Radical Romantics at the Tate – Julia Slawska, Ursuline High School

The Rossetti siblings and those linked to them stunned Victorian Britain with their poetry, art, and unconventional lifestyles. An atypical family for the time, the children, born to an Italian political exile and governess, were artistic and literary prodigies. Dante Gabriel, along with his siblings, Christina and William, founded the Pre-Raphaelite Brotherhood; a revolutionary art movement littered with scandal and characterised by its richness of form. Almost 150 years later, the Tate has collated their works in a memorable experience, if only for its sheer scale.

Perhaps best known of her siblings, poet Christina Rossetti’s work opens the exhibition, projected on the wall. Her poems speak of love in many voices, and while not an active participant in the Brotherhood, she was intimately connected to it through her writing and friendships. Other stanzas dot the room: her controversial poem ‘Goblin Market’ with its message of feminist salvation reminds us of how the Rossettis led a progressive counterculture of art, love, and life itself.

Despite the Tate’s best attempts to feature innovative female artists, it is decidedly Dante Gabriel Rossetti’s work which dominates here in his largest exhibition feature for 20 years. The Pre-Raphaelites moved away from the rigidity of artwork at the time, and rather than using professional models, used working-class beauties as their muses. Flowing red hair, full lips, and emerald eyes dominate Dante’s work – the richness of colour doesn’t disappoint, but it’s as if, poetically put once by Christina, ‘one face looks out from all his canvases.’

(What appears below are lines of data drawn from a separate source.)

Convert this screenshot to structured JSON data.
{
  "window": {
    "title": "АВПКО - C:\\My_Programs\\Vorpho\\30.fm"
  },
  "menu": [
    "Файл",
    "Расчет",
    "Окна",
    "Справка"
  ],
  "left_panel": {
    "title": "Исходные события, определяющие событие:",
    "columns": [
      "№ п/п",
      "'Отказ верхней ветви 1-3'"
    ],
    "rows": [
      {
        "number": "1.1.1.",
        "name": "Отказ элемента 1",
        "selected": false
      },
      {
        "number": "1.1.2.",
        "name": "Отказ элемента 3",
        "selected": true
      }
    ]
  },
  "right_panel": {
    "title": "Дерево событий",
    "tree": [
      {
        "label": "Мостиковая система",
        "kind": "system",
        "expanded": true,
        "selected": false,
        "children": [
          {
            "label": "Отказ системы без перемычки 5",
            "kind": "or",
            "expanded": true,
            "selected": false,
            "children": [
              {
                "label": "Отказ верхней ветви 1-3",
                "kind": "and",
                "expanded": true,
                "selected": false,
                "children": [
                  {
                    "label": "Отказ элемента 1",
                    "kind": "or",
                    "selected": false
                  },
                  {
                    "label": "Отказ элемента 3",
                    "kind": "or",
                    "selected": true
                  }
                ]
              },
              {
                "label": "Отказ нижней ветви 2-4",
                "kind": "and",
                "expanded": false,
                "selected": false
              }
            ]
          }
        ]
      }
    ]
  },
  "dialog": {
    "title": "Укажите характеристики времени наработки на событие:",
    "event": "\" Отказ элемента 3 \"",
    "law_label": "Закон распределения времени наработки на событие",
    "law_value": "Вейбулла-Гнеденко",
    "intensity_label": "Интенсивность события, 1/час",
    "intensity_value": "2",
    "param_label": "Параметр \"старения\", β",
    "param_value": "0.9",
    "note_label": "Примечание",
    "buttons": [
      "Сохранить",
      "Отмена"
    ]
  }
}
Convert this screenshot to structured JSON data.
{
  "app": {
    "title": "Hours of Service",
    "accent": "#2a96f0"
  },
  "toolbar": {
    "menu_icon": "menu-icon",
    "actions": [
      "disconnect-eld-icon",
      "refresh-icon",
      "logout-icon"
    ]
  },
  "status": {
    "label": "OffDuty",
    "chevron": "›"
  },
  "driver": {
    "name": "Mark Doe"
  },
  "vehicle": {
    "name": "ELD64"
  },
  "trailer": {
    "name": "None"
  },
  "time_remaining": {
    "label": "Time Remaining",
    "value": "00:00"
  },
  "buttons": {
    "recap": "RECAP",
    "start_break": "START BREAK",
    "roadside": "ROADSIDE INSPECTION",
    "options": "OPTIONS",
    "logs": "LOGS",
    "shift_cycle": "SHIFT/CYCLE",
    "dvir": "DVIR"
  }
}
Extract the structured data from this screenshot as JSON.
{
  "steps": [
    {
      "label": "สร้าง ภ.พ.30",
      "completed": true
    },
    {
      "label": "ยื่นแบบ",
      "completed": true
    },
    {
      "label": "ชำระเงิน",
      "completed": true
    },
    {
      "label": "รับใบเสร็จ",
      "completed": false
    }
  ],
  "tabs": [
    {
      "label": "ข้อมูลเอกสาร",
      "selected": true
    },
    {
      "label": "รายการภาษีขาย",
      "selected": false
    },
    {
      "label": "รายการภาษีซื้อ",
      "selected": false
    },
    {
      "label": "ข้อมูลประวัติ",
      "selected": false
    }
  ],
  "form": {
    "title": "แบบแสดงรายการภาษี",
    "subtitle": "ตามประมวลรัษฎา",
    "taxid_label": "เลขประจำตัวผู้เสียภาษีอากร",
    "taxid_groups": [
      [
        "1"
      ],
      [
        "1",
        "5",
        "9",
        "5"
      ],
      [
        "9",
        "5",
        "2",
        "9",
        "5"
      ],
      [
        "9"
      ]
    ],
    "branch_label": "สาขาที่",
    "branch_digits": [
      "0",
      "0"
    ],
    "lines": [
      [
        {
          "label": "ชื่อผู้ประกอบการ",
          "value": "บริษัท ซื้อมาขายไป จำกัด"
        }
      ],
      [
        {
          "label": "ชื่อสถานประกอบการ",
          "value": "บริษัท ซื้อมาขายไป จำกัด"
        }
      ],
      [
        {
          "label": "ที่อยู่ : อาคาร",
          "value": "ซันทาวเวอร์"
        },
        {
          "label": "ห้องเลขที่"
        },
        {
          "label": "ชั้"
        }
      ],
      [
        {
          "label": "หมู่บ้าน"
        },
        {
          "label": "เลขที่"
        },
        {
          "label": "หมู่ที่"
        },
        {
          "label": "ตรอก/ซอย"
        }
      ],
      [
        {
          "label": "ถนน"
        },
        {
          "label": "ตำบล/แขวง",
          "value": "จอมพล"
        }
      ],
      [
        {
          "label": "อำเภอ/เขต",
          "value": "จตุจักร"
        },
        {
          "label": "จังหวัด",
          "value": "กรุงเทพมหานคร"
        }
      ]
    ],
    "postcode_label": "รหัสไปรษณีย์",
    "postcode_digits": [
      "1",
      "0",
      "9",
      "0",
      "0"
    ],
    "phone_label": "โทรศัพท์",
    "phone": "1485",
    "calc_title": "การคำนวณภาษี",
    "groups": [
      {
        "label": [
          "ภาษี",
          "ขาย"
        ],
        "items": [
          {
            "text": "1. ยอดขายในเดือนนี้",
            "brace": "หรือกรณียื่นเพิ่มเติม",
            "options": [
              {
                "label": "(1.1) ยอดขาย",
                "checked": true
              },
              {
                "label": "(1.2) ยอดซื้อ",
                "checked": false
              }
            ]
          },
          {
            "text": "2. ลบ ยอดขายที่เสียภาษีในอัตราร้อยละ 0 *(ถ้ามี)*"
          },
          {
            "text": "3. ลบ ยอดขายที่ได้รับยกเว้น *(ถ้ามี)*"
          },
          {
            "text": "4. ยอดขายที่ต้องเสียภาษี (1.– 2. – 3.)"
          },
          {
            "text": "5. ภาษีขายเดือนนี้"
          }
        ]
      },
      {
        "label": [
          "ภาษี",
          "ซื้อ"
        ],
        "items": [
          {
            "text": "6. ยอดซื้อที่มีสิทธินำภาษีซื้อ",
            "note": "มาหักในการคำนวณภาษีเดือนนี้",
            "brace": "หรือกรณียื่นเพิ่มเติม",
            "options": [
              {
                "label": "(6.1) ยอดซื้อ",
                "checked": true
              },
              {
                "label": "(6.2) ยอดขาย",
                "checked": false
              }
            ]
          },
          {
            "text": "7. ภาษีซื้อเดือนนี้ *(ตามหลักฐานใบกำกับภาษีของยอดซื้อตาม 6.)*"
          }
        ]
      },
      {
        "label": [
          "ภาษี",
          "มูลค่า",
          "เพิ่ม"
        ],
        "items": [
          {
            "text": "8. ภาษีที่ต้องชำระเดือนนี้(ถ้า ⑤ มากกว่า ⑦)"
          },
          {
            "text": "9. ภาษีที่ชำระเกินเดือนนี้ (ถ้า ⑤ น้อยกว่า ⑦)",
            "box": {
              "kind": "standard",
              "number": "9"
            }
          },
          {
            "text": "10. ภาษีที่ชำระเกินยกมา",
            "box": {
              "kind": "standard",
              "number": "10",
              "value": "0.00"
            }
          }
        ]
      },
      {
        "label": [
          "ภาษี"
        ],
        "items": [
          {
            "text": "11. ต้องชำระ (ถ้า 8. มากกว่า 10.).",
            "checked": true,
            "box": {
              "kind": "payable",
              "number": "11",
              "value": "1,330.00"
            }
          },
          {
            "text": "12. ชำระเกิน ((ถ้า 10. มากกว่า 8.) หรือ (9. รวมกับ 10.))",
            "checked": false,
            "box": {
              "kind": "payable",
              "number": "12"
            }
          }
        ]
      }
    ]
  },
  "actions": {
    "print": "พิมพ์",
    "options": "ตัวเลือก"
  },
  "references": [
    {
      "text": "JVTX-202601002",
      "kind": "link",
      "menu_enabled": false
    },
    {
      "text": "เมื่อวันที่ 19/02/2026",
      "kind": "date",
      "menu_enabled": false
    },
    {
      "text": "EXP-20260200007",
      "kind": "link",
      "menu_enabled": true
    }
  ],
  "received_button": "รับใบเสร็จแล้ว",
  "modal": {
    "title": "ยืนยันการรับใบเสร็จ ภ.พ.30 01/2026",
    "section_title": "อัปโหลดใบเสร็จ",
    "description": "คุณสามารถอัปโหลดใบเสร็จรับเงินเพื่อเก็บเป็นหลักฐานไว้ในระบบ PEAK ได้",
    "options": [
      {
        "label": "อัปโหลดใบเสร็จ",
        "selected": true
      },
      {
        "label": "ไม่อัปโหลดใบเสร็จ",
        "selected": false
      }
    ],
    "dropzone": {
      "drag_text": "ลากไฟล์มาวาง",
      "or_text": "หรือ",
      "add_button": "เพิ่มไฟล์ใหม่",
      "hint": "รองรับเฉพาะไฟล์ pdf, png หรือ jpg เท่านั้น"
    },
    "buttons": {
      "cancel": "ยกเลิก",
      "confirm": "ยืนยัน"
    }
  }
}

This Is Local London: Lady Affixing Pennant to a Knight's Spear - Elizabeth Eleanor Siddal, 1856 Lady Affixing Pennant to a Knight’s Spear – Elizabeth Eleanor Siddal, 1856 (Image: © Tate)

One of those muses was Elizabeth Siddal – Dante’s long term lover and eventual wife, first ‘scouted’ working in a hat shop. She most famously modelled for John Everett Millais’ ‘Ophelia,’ the definitive depiction of Shakespeare’s tragic heroine moments before drowning. But she wasn’t just a passive source of inspiration – Elizabeth, or Lizzie, as she was known, was an artist in her own right, and almost entirely self-taught. This is the most comprehensive exhibition of her work for 30 years, and her first ever in a major institution, featuring rare surviving watercolours and important drawings. The Tate aims to dispel the myth of Siddal as the melancholy wife who met her end through a laudanum overdose, and the dreamy quality of her work shines here.

On this topic, visitor Jess Reeves commented, “The exhibition was beautiful, and I especially liked seeing the works of Elizabeth Siddal, a figure I had previously only known as an artist’s wife.” She also noted that “It gave a lot of depth to an overlooked influence on the Pre-Raphaelite movement” – it seems Siddal’s new legacy is in the making.

The Rossettis at Tate Britain runs until 24 September, 2023.